Hornacek played the players that were more effective. Beasley scored a season-high 32. He led a Knicks bench that outscored its counterpart 56-20. 56-20!

“We showed the character of this team,’’ said Beasley, “showed we got fight.’’

They showed what a Hornacek-coached team is all about.

The Knicks were 16-13 on Dec. 22, 2016, but the season was about to unravel. They would lose six straight and 9-of-10. Tension increased throughout the franchise. By the end of the season, it seemed a complete housecleaning was in order. The Knicks found order in Hornacek.

“I think Jeff is doing a very solid job for this team, getting an opportunity to add to the culture,’’ Perry recently told reporters. “He and I communicate on a daily basis. We have a strong relationship.

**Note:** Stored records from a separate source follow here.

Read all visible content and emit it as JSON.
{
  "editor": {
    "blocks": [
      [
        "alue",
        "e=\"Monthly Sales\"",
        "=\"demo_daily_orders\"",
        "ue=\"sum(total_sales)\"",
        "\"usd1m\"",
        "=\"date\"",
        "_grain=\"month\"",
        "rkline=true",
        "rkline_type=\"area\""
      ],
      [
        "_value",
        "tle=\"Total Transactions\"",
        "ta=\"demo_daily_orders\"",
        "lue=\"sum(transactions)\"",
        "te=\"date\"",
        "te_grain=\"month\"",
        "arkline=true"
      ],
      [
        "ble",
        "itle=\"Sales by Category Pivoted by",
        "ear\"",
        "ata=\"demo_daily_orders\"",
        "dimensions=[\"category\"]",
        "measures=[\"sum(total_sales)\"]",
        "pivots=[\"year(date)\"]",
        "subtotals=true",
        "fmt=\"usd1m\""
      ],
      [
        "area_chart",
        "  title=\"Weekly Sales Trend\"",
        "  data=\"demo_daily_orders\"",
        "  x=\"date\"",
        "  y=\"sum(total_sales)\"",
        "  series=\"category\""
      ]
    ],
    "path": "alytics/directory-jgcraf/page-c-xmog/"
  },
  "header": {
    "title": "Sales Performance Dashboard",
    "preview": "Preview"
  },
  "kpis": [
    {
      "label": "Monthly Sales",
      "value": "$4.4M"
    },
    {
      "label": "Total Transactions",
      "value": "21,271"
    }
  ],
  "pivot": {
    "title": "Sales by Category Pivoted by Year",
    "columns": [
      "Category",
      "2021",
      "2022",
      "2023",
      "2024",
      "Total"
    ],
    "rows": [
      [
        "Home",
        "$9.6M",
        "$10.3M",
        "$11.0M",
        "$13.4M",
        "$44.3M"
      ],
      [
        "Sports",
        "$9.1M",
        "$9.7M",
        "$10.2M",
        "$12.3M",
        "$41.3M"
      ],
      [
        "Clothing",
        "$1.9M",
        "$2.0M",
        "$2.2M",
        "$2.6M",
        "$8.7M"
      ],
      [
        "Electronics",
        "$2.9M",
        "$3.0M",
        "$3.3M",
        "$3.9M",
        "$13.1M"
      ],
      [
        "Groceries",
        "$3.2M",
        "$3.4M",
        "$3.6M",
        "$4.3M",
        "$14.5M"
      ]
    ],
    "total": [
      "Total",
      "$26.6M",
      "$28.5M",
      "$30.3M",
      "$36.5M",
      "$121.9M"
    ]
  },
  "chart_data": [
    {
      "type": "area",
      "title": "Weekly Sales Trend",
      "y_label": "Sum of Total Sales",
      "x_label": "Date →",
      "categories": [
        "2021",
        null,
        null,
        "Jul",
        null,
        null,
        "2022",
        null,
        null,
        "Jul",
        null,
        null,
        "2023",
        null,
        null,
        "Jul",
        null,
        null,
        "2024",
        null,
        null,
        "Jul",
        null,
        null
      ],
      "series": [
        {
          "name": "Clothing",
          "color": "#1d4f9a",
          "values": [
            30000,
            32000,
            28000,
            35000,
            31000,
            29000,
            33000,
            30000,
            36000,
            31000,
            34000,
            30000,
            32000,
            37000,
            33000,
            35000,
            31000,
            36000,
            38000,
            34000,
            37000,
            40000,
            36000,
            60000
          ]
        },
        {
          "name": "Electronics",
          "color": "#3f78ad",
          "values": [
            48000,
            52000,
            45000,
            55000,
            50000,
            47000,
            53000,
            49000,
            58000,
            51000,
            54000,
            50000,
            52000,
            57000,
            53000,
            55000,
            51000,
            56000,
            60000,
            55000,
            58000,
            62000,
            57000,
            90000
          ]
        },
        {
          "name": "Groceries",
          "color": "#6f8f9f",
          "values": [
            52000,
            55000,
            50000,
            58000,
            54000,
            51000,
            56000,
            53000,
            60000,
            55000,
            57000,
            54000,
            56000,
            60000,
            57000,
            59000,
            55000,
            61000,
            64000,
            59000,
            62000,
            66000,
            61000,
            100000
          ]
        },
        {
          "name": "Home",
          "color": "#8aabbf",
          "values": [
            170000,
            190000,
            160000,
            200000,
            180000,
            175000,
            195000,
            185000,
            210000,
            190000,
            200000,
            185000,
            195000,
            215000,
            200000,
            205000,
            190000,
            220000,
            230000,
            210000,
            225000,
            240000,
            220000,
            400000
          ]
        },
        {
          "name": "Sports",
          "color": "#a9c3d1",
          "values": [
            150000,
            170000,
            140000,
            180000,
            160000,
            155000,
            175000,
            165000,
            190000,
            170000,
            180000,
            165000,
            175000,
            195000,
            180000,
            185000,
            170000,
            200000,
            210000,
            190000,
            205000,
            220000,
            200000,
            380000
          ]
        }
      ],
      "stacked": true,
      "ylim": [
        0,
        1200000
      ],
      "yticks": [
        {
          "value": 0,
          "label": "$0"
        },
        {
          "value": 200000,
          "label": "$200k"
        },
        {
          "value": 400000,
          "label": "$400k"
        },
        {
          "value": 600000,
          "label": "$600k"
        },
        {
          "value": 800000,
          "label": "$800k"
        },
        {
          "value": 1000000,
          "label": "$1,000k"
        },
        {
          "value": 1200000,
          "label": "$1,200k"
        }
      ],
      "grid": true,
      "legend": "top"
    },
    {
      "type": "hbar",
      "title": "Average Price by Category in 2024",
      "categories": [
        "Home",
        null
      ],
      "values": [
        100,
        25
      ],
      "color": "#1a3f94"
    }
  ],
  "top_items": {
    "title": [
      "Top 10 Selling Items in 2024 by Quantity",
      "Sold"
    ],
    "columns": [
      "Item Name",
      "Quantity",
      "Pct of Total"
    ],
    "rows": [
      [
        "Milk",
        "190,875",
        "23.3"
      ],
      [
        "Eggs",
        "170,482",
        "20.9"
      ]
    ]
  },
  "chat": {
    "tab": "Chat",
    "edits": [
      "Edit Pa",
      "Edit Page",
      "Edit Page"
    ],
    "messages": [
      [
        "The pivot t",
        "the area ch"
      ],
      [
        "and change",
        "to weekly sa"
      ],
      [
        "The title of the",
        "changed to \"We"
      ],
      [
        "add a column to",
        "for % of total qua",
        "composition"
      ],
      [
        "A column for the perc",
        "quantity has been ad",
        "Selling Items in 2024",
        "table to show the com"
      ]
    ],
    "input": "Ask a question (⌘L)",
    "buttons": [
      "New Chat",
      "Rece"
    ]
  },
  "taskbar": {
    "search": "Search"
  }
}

“I’m looking forward for him to continue to push these guys in the manner we want them pushed, continue to grow as a defensive team, grow our competitive edge.”

That was Hornacek’s trademark as a player – he competed with an edge.

The Knicks are starting to mirror that. Yes, there was the clunker in Charlotte the other night. And the Knicks need to become a better road team.

But there is depth and grit, while The Garden is electric for Knicks games.

“It’s a positive vibe at The Garden,” Porzingis told reporters. “We’re having fun, playing hard. It’s different without [Anthony]. He was here a long time. My first two years we didn’t make the playoffs. We were supposed to make the playoffs. It’s different.

“We as a young team, expectations are not as high. If we keep playing at this level, the playoffs are realistic for us.”

It is and Hornacek deserves most of the credit.

He has every player playing hard, one of the greatest compliments for a coach. His ego is as subdued as his conservative suits. His competitiveness is not overbearing but it is unrelenting.

He never lost these players, which is huge in a player’s league.

“It’s a little bit different group, different stuff we’re doing, more typical of what NBA guys play now; that’s what they’re used to and grew up playing,’’ Hornacek said. “They’re more comfortable. I think the chemistry is great.”

The chemistry is great. And it’s been fostered by the coach.